Ceferino Namunkurá representado já como Beato
(arco e flexa abandonados ao chão)


Na Argentina, o provincial dos salesianos para a região Patagônia Norte, Padre Vicente Tirabasso, afirmou que a próxima beatificação do índio mapuche Ceferino Namunkurá, anunciada para o dia 11 de novembro, "permite descobrir que um patagônico especial soube viver sua fidelidade ao Evangelho, por isso queremos propô-lo aos jovens como modelo de projeto de vida". O sacerdote afirmou que a causa de beatificação de Ceferino se abriu porque teve "uma fé profunda, radical. Porque amou Cristo desde seu povo, com todas as conotações de viver a vida cristã em plenitude. Também por sua atitude de serviço, porque decidiu ser sacerdote para ser missionário entre seu povo e por sua profunda expressão de sacrifício demonstrada frente a seus padecimentos de sua saúde".

No artigo "El Alma del Indio", Celia Langdeau Cussen narra que: "Em 1972 o Papa Paulo VI declarou a Ceferino "venerável" - o primeiro passo para a canonização - , e agora dezenas de milhares de pessoas acorrem a celebrar o aniversário deste santo homem no Parque Ceferino Namuncurá, localizado entre pomares de maçãs e peras junto a um braço do Rio Negro, 170 quilômetros a leste de Neuquén, e a dez horas de caminho de Temuco. (...) Aí se encontra uma imagem de tamanho natural de Ceferino, e é onde se venera a ele durante o ano, até o momento em que, para a celebração de seu nascimento, a colocam afora de modo que os fiéis possam tocá-la e formular suas petições de melhor saúde ou, nestes duros tempos pelos quais passa Argentina, de um trabalho estável. A estátua de madeira de cor amarela mostra a um adolescente em uniforme escolar, o cabelo bem penteado repartido do lado esquerdo, levando entre as mãos um livro que apóia contra seu peito. No dia da celebração alguém pôs sobre os ombros da imagem um delicado poncho branco que o vento agita. Não fica claro se o poncho protege a Ceferino das baixas temperaturas nesta manhã cristalina, ou se seu propósito é suavizar a vestimenta de madeira para que assim recobre mais vida. Talvez alguém pôs ali o poncho para recordar ao mundo que este estudante em uniforme de colégio salesiano era além disso um mapuche."
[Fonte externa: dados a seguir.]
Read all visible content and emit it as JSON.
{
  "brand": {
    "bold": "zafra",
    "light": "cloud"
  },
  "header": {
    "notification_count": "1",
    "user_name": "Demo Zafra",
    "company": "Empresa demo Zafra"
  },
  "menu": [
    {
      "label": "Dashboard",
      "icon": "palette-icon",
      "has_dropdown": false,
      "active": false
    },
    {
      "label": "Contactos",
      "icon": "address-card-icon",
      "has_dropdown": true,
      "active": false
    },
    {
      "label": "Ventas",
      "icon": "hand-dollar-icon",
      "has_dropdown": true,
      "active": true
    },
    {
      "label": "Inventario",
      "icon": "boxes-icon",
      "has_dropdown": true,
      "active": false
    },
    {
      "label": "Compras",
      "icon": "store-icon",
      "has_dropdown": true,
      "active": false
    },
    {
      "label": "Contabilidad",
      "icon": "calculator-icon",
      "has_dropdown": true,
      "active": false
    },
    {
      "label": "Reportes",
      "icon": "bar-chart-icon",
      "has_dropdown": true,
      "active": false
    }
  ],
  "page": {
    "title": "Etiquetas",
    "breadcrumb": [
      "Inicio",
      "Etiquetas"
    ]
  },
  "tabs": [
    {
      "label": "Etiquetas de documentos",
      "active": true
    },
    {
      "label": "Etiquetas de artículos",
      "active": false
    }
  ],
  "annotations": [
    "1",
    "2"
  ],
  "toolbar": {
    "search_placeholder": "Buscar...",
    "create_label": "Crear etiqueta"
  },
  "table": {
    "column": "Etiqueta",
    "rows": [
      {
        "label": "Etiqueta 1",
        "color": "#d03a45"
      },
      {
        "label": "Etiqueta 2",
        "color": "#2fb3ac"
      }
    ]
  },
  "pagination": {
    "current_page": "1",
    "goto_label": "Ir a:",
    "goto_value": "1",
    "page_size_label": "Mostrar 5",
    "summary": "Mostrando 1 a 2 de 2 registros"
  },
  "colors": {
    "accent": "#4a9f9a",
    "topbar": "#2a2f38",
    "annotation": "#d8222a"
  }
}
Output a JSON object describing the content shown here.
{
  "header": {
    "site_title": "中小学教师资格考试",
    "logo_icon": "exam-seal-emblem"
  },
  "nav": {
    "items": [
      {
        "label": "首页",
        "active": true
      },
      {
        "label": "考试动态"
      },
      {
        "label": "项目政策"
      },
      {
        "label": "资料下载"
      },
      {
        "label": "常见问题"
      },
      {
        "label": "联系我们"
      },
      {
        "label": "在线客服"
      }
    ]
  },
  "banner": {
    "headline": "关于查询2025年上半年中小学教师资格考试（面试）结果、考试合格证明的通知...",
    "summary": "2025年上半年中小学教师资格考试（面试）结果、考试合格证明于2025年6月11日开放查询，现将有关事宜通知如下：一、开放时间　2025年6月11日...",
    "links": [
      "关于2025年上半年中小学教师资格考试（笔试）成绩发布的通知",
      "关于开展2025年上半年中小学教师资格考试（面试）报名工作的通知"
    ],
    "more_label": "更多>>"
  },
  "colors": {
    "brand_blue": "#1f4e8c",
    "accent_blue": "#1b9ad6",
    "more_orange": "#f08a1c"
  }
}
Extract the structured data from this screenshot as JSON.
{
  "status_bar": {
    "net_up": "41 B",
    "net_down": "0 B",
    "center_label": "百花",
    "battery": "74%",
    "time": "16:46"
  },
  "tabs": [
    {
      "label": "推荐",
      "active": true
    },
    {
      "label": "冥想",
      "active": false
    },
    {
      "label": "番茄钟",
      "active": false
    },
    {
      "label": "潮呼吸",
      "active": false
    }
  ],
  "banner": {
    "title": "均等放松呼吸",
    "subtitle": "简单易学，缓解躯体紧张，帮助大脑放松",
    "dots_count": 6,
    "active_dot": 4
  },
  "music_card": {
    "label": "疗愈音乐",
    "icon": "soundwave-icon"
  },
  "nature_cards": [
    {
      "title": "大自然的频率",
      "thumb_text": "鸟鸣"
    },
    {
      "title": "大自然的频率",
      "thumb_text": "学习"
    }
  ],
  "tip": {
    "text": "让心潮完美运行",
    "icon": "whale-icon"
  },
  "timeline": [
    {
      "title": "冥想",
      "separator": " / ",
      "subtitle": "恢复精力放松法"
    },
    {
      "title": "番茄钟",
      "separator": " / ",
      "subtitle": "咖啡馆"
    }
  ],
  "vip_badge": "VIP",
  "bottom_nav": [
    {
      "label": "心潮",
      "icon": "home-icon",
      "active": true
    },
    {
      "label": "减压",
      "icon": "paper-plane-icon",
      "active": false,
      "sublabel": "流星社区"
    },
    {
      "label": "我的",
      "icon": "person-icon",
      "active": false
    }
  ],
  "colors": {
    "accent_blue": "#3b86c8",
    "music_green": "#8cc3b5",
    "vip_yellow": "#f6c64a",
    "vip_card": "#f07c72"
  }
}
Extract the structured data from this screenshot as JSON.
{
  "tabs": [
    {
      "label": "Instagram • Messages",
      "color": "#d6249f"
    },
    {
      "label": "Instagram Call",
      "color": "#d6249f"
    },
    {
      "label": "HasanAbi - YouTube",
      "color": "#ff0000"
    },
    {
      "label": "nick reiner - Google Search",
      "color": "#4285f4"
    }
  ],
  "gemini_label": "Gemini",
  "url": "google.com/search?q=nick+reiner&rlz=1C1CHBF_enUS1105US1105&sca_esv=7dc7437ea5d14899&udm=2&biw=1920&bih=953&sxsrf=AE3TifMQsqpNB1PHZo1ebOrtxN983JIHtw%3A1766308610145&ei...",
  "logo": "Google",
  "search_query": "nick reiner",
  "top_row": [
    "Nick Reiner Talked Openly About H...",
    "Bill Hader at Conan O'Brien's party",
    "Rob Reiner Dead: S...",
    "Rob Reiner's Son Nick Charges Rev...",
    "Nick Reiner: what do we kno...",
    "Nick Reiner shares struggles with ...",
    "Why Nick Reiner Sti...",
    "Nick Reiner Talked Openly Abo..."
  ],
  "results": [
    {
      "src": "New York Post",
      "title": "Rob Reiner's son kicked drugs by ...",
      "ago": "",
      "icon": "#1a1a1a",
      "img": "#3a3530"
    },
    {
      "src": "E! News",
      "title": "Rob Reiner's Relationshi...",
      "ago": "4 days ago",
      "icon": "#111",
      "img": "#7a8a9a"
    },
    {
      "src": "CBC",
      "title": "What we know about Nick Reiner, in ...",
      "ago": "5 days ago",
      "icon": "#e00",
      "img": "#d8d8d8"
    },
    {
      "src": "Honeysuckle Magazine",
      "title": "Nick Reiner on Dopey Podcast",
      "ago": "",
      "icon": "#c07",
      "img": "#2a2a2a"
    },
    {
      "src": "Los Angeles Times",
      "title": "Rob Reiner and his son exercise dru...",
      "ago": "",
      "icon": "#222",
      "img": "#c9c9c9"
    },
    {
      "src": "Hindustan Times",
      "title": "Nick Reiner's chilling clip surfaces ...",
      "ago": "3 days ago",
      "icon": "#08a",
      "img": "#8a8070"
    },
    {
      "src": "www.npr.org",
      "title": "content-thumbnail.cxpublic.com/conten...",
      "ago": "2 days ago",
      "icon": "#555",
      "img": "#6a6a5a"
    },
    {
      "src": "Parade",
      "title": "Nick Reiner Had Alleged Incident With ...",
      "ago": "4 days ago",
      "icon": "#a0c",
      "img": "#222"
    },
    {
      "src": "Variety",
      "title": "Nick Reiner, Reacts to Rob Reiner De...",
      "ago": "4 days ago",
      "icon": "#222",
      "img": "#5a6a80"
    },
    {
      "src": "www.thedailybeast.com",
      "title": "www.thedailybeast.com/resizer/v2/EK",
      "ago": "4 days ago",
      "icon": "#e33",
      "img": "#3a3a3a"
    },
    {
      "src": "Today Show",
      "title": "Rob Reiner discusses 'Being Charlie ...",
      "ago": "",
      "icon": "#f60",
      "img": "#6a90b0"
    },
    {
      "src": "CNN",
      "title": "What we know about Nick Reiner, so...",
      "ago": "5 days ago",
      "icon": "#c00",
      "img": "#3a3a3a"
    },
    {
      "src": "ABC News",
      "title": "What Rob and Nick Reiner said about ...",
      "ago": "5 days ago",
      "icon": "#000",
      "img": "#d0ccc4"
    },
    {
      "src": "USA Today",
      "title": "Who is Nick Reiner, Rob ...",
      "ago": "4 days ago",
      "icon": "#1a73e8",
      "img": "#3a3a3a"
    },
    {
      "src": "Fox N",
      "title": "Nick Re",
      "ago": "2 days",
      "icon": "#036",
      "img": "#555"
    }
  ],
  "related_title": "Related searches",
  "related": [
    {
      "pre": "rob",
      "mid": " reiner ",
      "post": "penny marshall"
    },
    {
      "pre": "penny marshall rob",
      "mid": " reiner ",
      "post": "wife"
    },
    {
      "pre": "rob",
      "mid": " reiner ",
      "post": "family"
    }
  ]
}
Ann Ball explica que: Ceferino Namunkurá estava destinado por nascimento a ser um “cacique” ou líder de seu povo, os índios Araucanos dos pampas argentinos. Oitavo dos doze filhos do chefe Manuel Namunkurá, Ceferino fôra escolhido - em virtude de sua inteligência e habilidade- ta ser o sucessor de seu pai como líder desta tribo aguerrida (a sucessão era hereditária, mas não recaía necessáriamente no filho mais velho). Entretanto Ceferino levou sua curta vida treinando para um diferente tipo de liderança. Sua ambição era conduzir seu povo à religião de um Deus único. Faleceu em Roma de tuberculose, em 1905, quando ainda não tinha cumprido os 19 anos.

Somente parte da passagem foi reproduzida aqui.